What to do? The best defense against having your life’s worth judged by a death panel isn’t hiding in a hole of denial but having “the conversation”—or better stated, conversations—about what you would and would not want at the end of your life, should you become incapable of making your own medical choices.

These are not simple discussions. There is a lot to consider and a lot at stake. Do you want CPR if you have a cardiac arrest? What about antibiotics if, say, you catch pneumonia? Then there are potential questions of feeding tubes or kidney dialysis.

But you say: How do I know whether I would want or refuse these things until I know what my overall condition will be when these issues arise? That is why a one-off “conversation” isn’t enough. Rather, you and your doctor, family, and trusted friends should engage in a continuing dialogue.
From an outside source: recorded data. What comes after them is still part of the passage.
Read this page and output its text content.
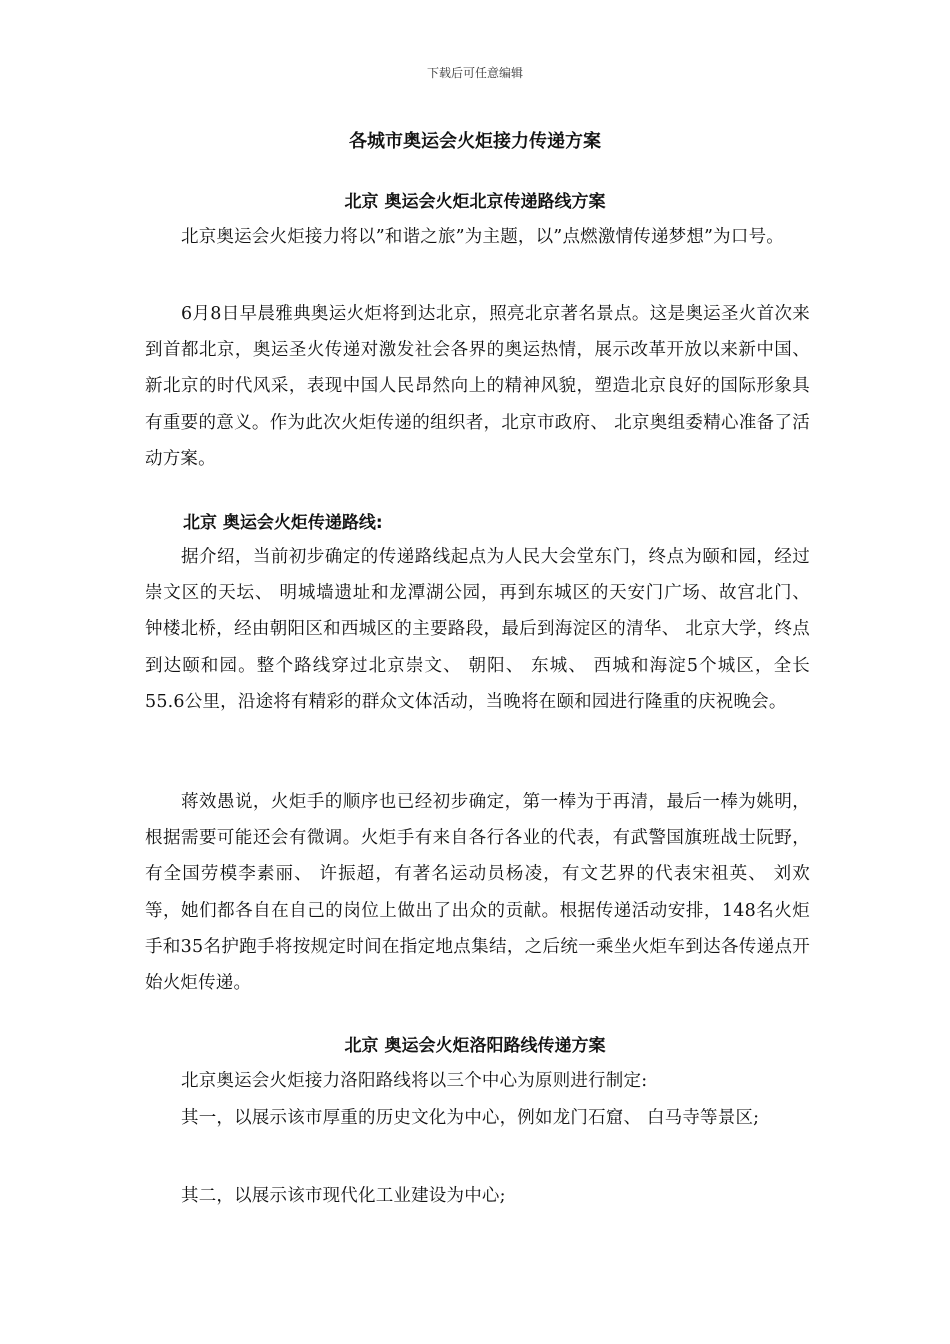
下载后可任意编辑
各城市奥运会火炬接力传递方案
北京 奥运会火炬北京传递路线方案

北京奥运会火炬接力将以”和谐之旅”为主题，以”点燃激情传递梦想”为口号。

6月8日早晨雅典奥运火炬将到达北京，照亮北京著名景点。这是奥运圣火首次来到首都北京，奥运圣火传递对激发社会各界的奥运热情，展示改革开放以来新中国、 新北京的时代风采，表现中国人民昂然向上的精神风貌，塑造北京良好的国际形象具有重要的意义。作为此次火炬传递的组织者，北京市政府、 北京奥组委精心准备了活动方案。

北京 奥运会火炬传递路线:

据介绍，当前初步确定的传递路线起点为人民大会堂东门，终点为颐和园，经过崇文区的天坛、 明城墙遗址和龙潭湖公园，再到东城区的天安门广场、故宫北门、 钟楼北桥，经由朝阳区和西城区的主要路段，最后到海淀区的清华、 北京大学，终点到达颐和园。整个路线穿过北京崇文、 朝阳、 东城、 西城和海淀5个城区，全长55.6公里，沿途将有精彩的群众文体活动，当晚将在颐和园进行隆重的庆祝晚会。

蒋效愚说，火炬手的顺序也已经初步确定，第一棒为于再清，最后一棒为姚明，根据需要可能还会有微调。火炬手有来自各行各业的代表，有武警国旗班战士阮野，有全国劳模李素丽、 许振超，有著名运动员杨凌，有文艺界的代表宋祖英、 刘欢等，她们都各自在自己的岗位上做出了出众的贡献。根据传递活动安排，148名火炬手和35名护跑手将按规定时间在指定地点集结，之后统一乘坐火炬车到达各传递点开始火炬传递。

北京 奥运会火炬洛阳路线传递方案

北京奥运会火炬接力洛阳路线将以三个中心为原则进行制定:

其一，以展示该市厚重的历史文化为中心，例如龙门石窟、 白马寺等景区;

其二，以展示该市现代化工业建设为中心;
Not only that—talk alone isn’t enough. Your best chance of avoiding sentencing by death panel is to put your medical preferences in writing in an advance directive, most particularly one that names a trusted loved one or friend to be your legally appointed surrogate to make these choices if you become incompetent. (These are often called “Durable Powers of Attorney for Healthcare,” although the name may vary. The Patients Rights Council, for which I am a paid consultant, offers such a state-specific Protective Medical Decisions Document. The American Medical Association, the National Right to Life Committee, and other groups also offer model documents. Your lawyer can also prepare one according to your directions.)
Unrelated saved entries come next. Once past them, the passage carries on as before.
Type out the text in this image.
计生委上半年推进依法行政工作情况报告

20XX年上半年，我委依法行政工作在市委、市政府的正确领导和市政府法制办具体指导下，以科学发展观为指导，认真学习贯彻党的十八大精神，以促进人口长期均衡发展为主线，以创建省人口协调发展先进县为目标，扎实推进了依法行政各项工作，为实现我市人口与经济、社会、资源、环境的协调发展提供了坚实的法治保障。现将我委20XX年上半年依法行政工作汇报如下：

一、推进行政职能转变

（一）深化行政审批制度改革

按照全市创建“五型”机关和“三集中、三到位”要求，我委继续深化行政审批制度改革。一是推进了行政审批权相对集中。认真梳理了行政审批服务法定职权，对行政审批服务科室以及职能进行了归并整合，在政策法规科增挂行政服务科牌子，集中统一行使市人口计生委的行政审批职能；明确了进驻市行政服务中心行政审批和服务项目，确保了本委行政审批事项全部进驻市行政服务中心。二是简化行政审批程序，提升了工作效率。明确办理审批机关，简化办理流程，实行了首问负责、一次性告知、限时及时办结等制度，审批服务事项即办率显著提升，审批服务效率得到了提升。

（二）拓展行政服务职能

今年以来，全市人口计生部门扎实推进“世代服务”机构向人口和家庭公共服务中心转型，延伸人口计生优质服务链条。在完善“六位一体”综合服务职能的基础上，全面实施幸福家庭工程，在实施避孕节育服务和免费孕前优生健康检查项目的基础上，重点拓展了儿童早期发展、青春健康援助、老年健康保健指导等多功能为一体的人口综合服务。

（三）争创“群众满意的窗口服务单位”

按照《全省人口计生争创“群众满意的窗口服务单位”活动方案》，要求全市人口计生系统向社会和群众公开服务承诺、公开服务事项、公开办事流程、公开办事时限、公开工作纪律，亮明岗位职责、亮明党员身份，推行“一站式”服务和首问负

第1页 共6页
My uncle died of Alzheimer’s disease. Before becoming incapacitated, he named me as his surrogate in a durable power of attorney and made it very clear to his doctors and me what he would and would not want. When he eventually entered a catastrophic state of decline, I received a call from his doctor informing me that my uncle had a serious infection and asking whether he should be administered antibiotics.

Sometimes the right decisions are the most painful. Because of our conversations and the contents of my uncle’s advance directive, I knew he would refuse antibiotics. I did that in his stead, and he died peacefully the next day. Had my uncle wanted such care under those circumstances, I would have said yes to the request, and it is doubtful that a “death panel” could have prevented him from receiving the care.

As a lawyer, I once represented the wife of an Alzheimer’s patient before an HMO ethics committee. The doctor in charge of the case—who had never met the husband while he was competent—wanted to pull his feeding tube. But because my client had her husband’s health care power of attorney, knew his preferences, and was able to describe his mindset based on their conversations, the committee decided to change doctors in the case instead of trying to impose death.

When the man died three years later, I received a grateful call from my client thanking me for helping ensure he died in his own time. But I hadn’t done anything. The patient had protected himself from what could have been a well-meaning death panel by having conversations and ensuring that his wife had the power to decide when he became incapable.

So, don’t be afraid of end-of-life conversations with doctors, family, and friends. They are powerful protectors that may help ensure that you receive the level of care you want tomorrow. 

Wesley J. Smith is a senior fellow at the Discovery Institute’s Center on Human Exceptionalism. He consults for the Patients Rights Council and the Center for Bioethics and Culture.